Is there a way to crawl all the links and check if they're dead?

That's a nice idea. Not sure if that is so trivial however. We got different type of errors. We got dns error type errors we got response from the server but saying the content is not available as well. In this last type of errors is a bit more tricky to automate since the response varies highly from link to link. Some will respond with 404 http. Others simply redirect the page to other content. Well its a bit tricky imo. But the idea is good anyway. Maybe we can think of something.

Simpsonpt commented 3 years ago

Hey, first of all, thank you for trying to improve the project! :)

I have some notes on fixing dead links. It's factual that some links already point to Wayback Machine or similar, but they are like that because they were not available anymore at the time of the issue release.

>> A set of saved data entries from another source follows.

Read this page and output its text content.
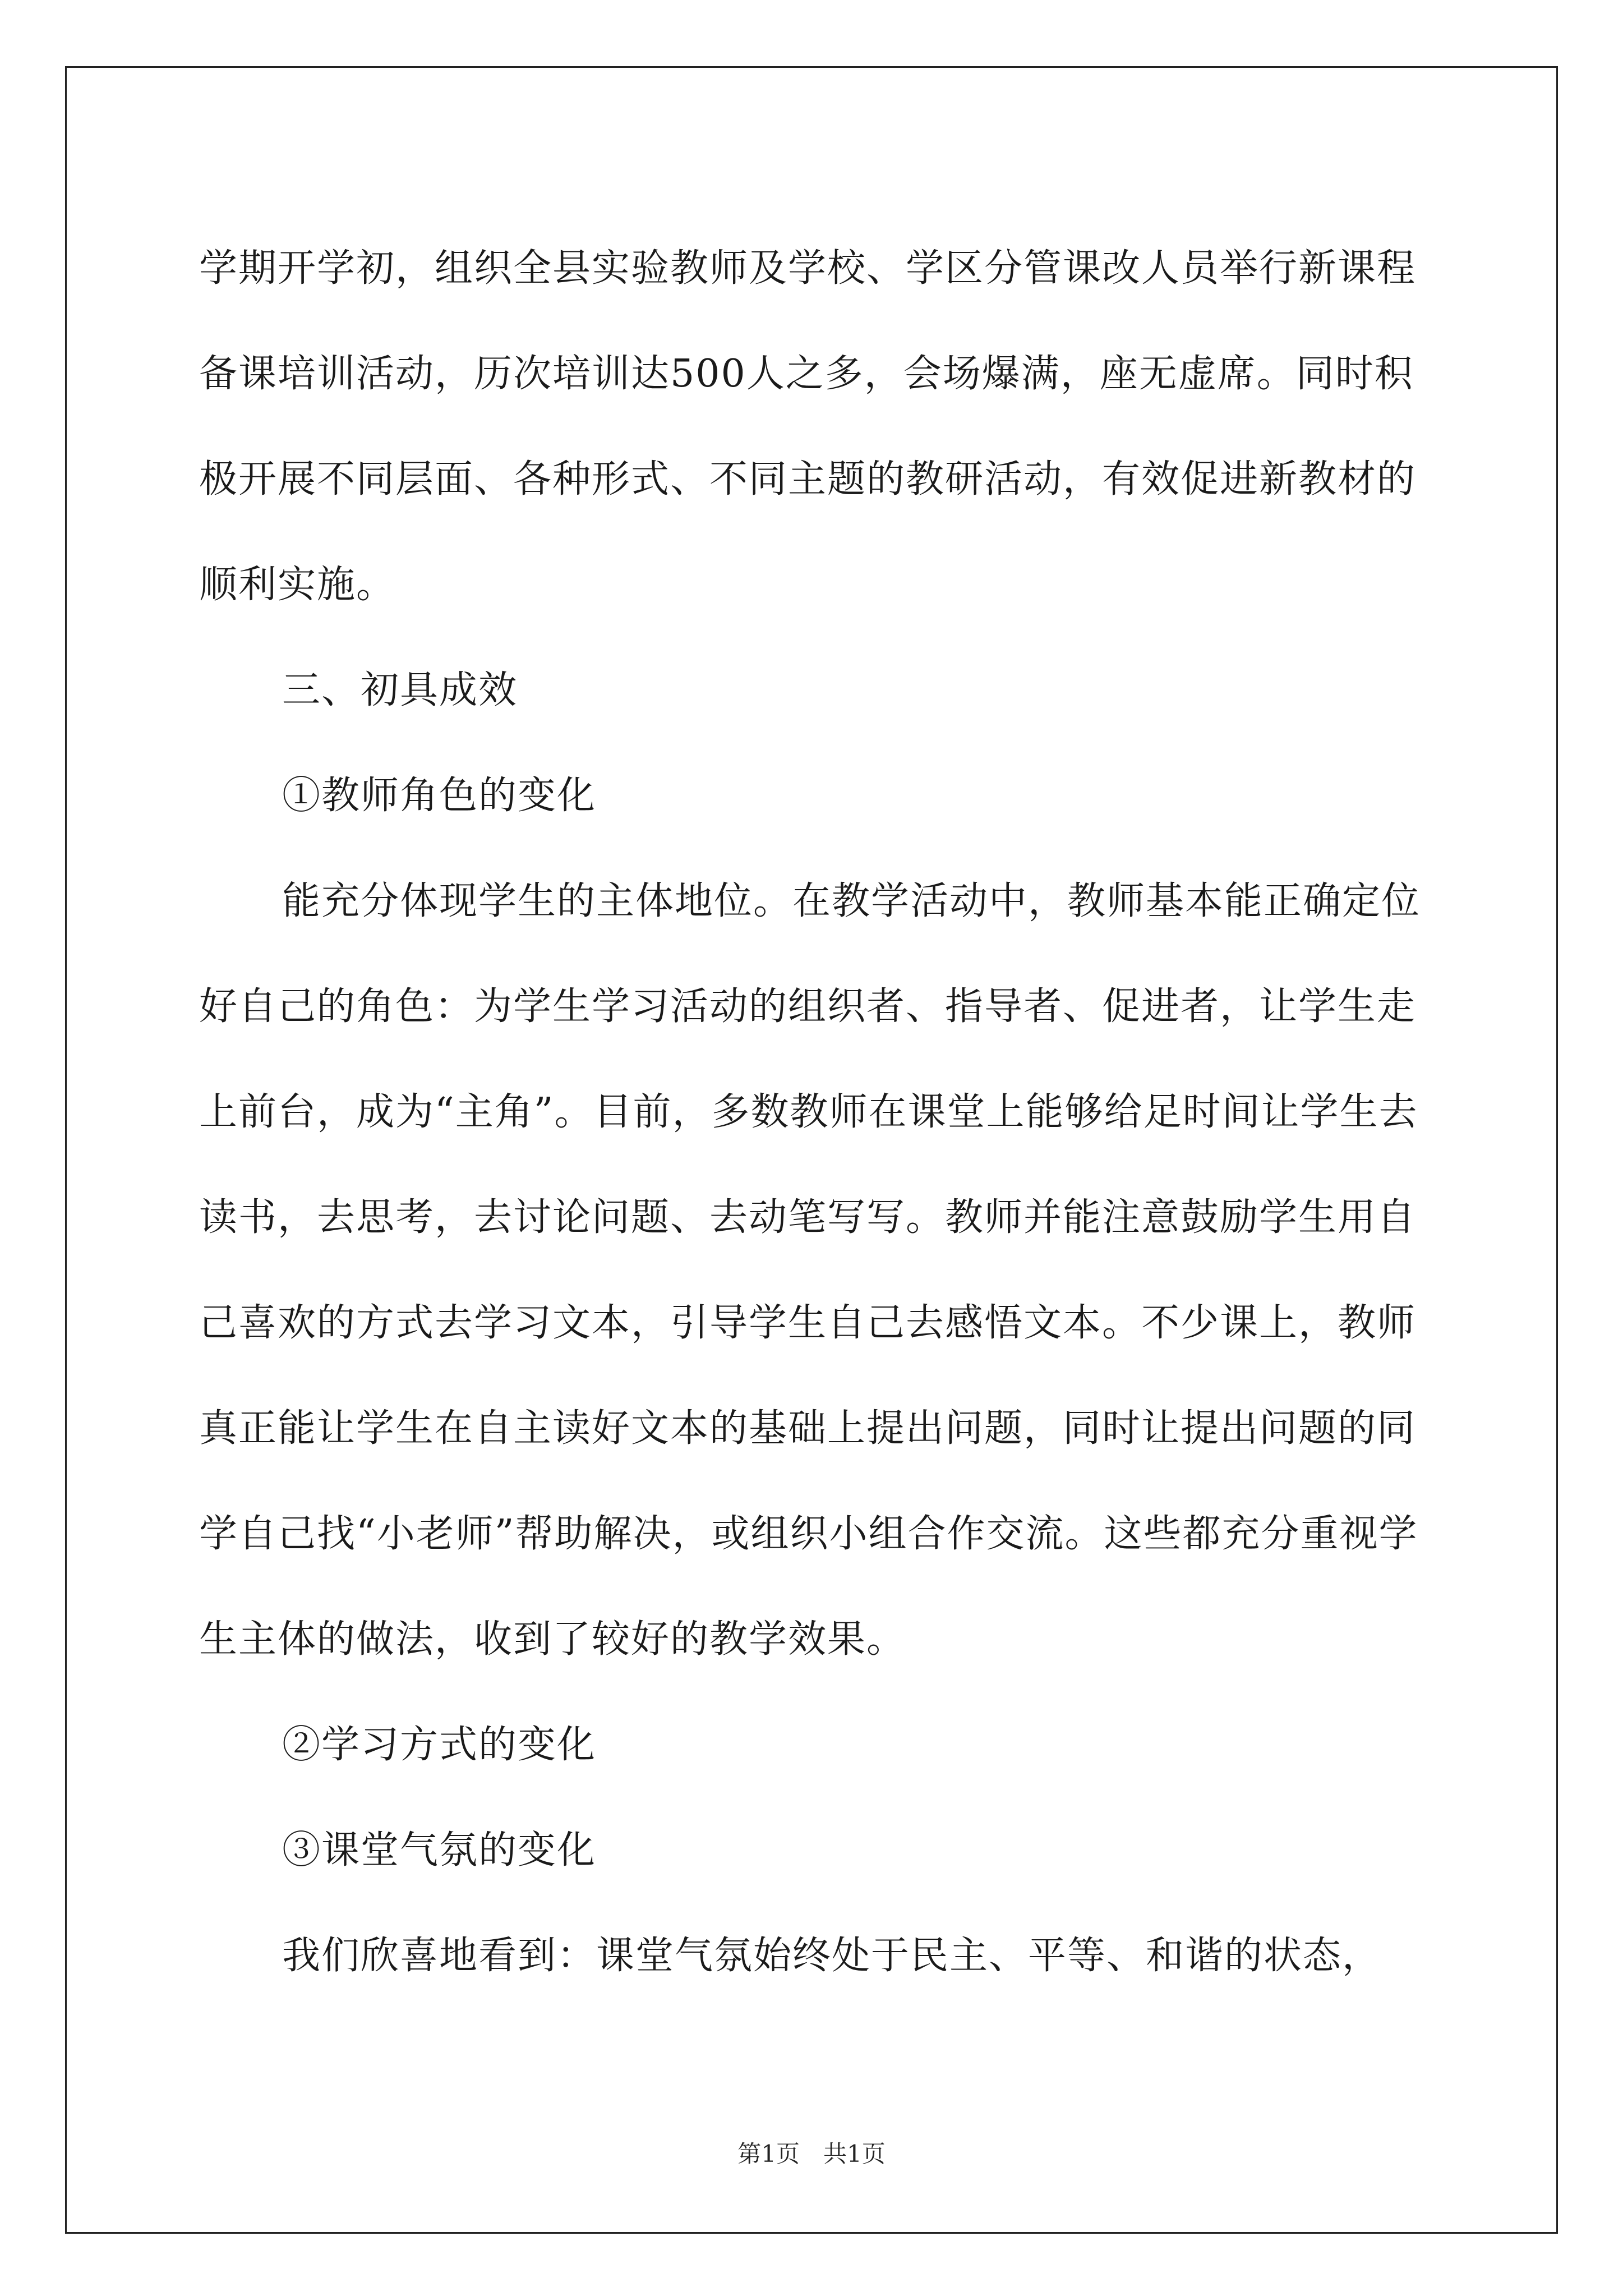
学期开学初，组织全县实验教师及学校、学区分管课改人员举行新课程备课培训活动，历次培训达500人之多，会场爆满，座无虚席。同时积极开展不同层面、各种形式、不同主题的教研活动，有效促进新教材的顺利实施。

三、初具成效

①教师角色的变化

能充分体现学生的主体地位。在教学活动中，教师基本能正确定位好自己的角色：为学生学习活动的组织者、指导者、促进者，让学生走上前台，成为“主角”。目前，多数教师在课堂上能够给足时间让学生去读书，去思考，去讨论问题、去动笔写写。教师并能注意鼓励学生用自己喜欢的方式去学习文本，引导学生自己去感悟文本。不少课上，教师真正能让学生在自主读好文本的基础上提出问题，同时让提出问题的同学自己找“小老师”帮助解决，或组织小组合作交流。这些都充分重视学生主体的做法，收到了较好的教学效果。

②学习方式的变化

③课堂气氛的变化

我们欣喜地看到：课堂气氛始终处于民主、平等、和谐的状态，

第1页　共1页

As pointed in the last comment, the variety of results to detect a dead link makes automation a little bit tricky, although there are some easy wins like status 404 and similar. But having this said, I think the repo should stay with the original/released link even if broken nowadays and not with the cached version.*

Why? It will preserve what was released and make it easy to search for the content in Wayback Machine, Google Cache (cache: dork), or any other service with the same goal if needed.

This improvement should happen on side projects, like 5th-year celebration "book" or on the bot that feeds 0XOPOSEC Twitter account. Where we can parse the link from an issue, validate if it is still valid and if not, pick a "restore" strategy.

*I exceptionally update old links when I notice that an URL change happened, but the content is still there, only on a different address (//URL/content -> //URL/new/content), or during the week of the issue and a link is gone, and I want to share it anyways.